I actually liked the idea, it basically said "you can't step into a harder dungeon unless you're capable of contributing the absolute basic minimum to your group". Which is perfectly fair. What was amazing was the sheer number of players who literally couldn't contribute the basic minimum. So many they had to scrap the idea and continue hoping the skilled players would compensate for them.
I don't think they will do this. They don't even force the novice hall even though it's supposed to be a tutorial. They could use SSS requirements to gate as well. They have a "hands off" approach so the chance they will actually gate anything like this is near 0.
They used to gate things like the raid, you had to clear the earlier stuff (last tier and the ones before it in the series [i.e you had to beat T5 to do T6+]) to get access to the new one, or you would have to clear older EX primals to get access to the newer ones, but they stopped doing it. I'm assuming it's because it split the player base and it made returning a pain since people would have moved on from the old stuff and getting a learning/clear group when a new tier is out was awful.
That spinning monkey throwing bananas stage on gold as a mage was annoying though.

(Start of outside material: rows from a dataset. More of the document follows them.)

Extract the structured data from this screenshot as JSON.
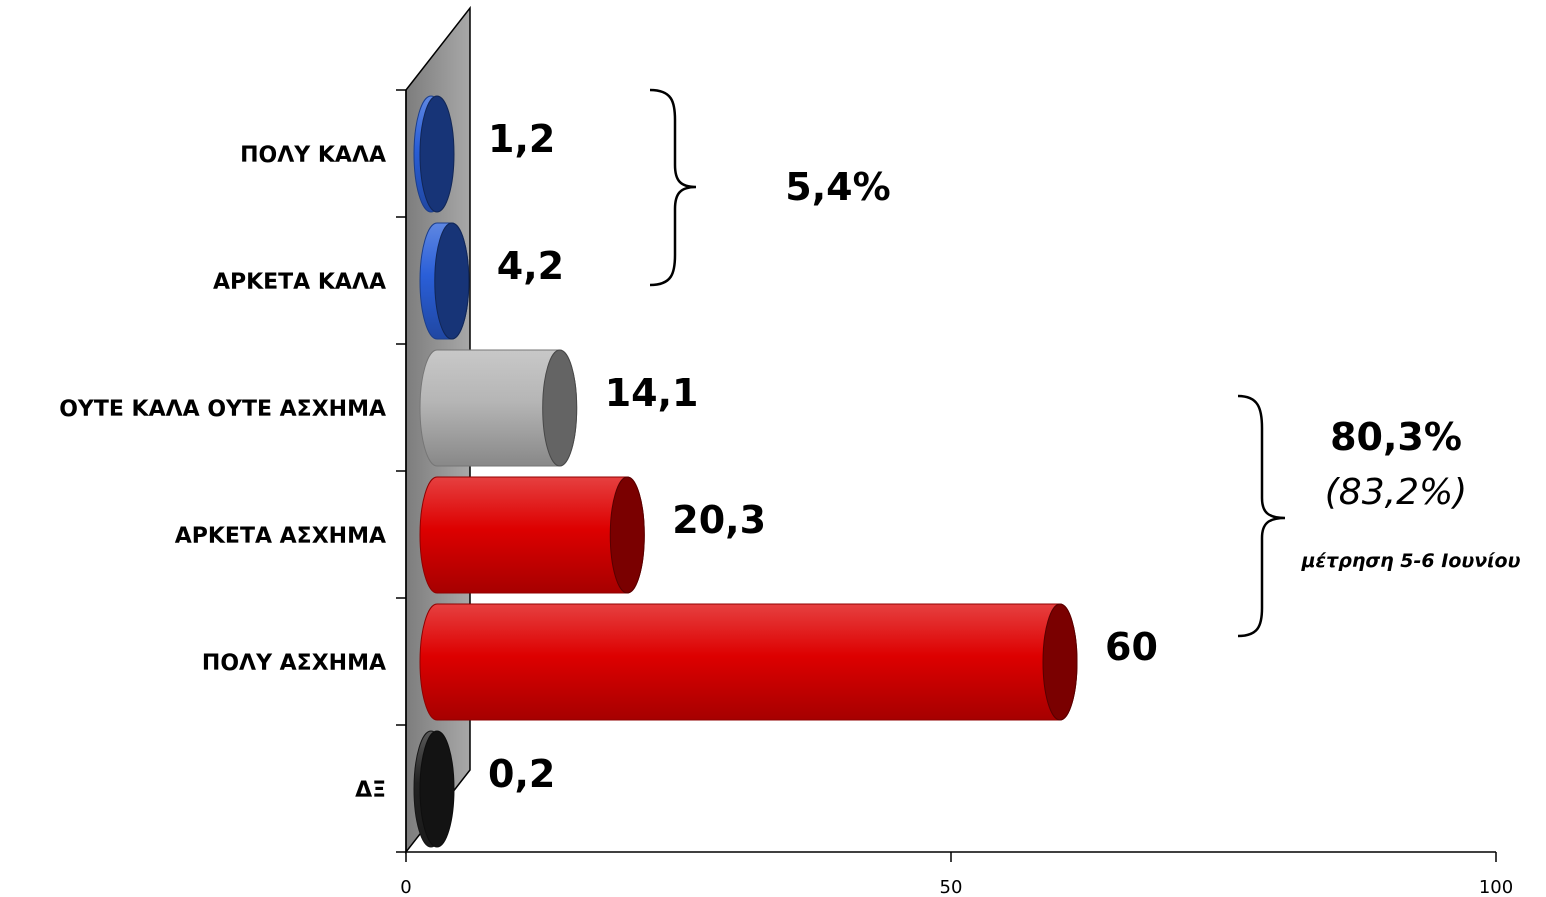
{
  "chart_data": {
    "type": "bar",
    "orientation": "horizontal",
    "style": "3d-cylinder",
    "categories": [
      "ΠΟΛΥ ΚΑΛΑ",
      "ΑΡΚΕΤΑ ΚΑΛΑ",
      "ΟΥΤΕ ΚΑΛΑ ΟΥΤΕ ΑΣΧΗΜΑ",
      "ΑΡΚΕΤΑ ΑΣΧΗΜΑ",
      "ΠΟΛΥ ΑΣΧΗΜΑ",
      "ΔΞ"
    ],
    "values": [
      1.2,
      4.2,
      14.1,
      20.3,
      60,
      0.2
    ],
    "value_labels": [
      "1,2",
      "4,2",
      "14,1",
      "20,3",
      "60",
      "0,2"
    ],
    "colors": [
      "#2a5fd8",
      "#2a5fd8",
      "#b5b5b5",
      "#dd0000",
      "#dd0000",
      "#222222"
    ],
    "xlim": [
      0,
      100
    ],
    "xticks": [
      0,
      50,
      100
    ],
    "xtick_labels": [
      "0",
      "50",
      "100"
    ],
    "title": "",
    "xlabel": "",
    "ylabel": "",
    "grid": false,
    "annotations": [
      {
        "brace_categories": [
          0,
          1
        ],
        "total": "5,4%"
      },
      {
        "brace_categories": [
          3,
          4
        ],
        "total": "80,3%",
        "previous": "(83,2%)",
        "note": "μέτρηση 5-6 Ιουνίου"
      }
    ]
  }
}
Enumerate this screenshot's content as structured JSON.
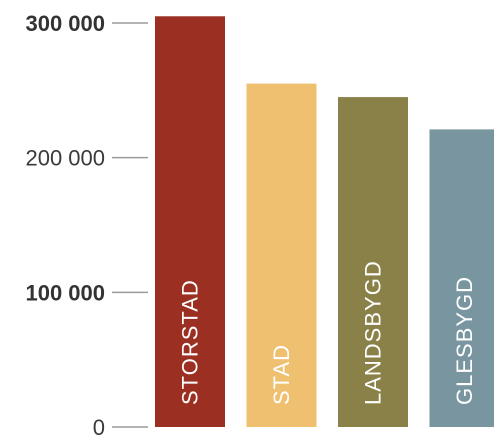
{
  "chart_data": {
    "type": "bar",
    "title": "",
    "xlabel": "",
    "ylabel": "",
    "ylim": [
      0,
      300000
    ],
    "grid": false,
    "legend": "none",
    "yticks": [
      {
        "value": 300000,
        "label": "300 000",
        "bold": true
      },
      {
        "value": 200000,
        "label": "200 000",
        "bold": false
      },
      {
        "value": 100000,
        "label": "100 000",
        "bold": true
      },
      {
        "value": 0,
        "label": "0",
        "bold": false
      }
    ],
    "categories": [
      "STORSTAD",
      "STAD",
      "LANDSBYGD",
      "GLESBYGD"
    ],
    "values": [
      305000,
      255000,
      245000,
      221000
    ],
    "colors": [
      "#9b2f22",
      "#eec070",
      "#8a8148",
      "#7996a0"
    ]
  }
}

SE has teh ability as it is right now to make it tailored to roles pretty easily. A system like how had it would not be to difficult. Healer DPS checks would be lower, of course, but they could have mechanics that require healing (there are boss mechanics in the game that require you to heal them to defeat them). Beyond that, having fight mechanics (dont stand in the pancakes) and other basic factors would go a long way in sorting out players. As an example, DPS who enter the trial would have to meet a certain DPS check (lets say 3k) while avoiding aoe mechanics and needing proper positions. Tanks will have a lower check, but deal with Tank busters and will have to CD properly. Heals will also have a low DPS output but need to have a solid uptime on heals.
And of course, it can be used to explain mechanics and things to players so they understand what theyre supposed to do. Make it a training daily for experience or poetics or something to push newer players into it.
I'd be very hard pressed to argue that the WoD PG silver requirement for LFD actually improved anyone's experience. I cleared Endless 30 in MoP as DPS and never had difficulties getting silver, so it wasn't an issue for me personally. I can say though that I still ran with terrible players that were supposed to be kept out by this requirement, but heroics were easy enough from day 1 that it really didn't matter anyway. PG had individual mechanics found in dungeons, but as a whole didn't reflect a dungeon environment at all, making it poorly suited for testing aptitude for dungeon clearing. It then eventually became more difficult than the dungeons it was acting as a gatekeeper for, as it scaled and the dungeons did not. As you mentioned, many people still got around it by having others do it for them, but it definitely left them with a bad taste in their mouth regardless. I think the only people who actually enjoyed that arrangement were the low end elitists who both lacked the skill to actually make up for poor play by their group and tend to enjoy harassing players who don't meet whatever arbitrary standards they impose on them.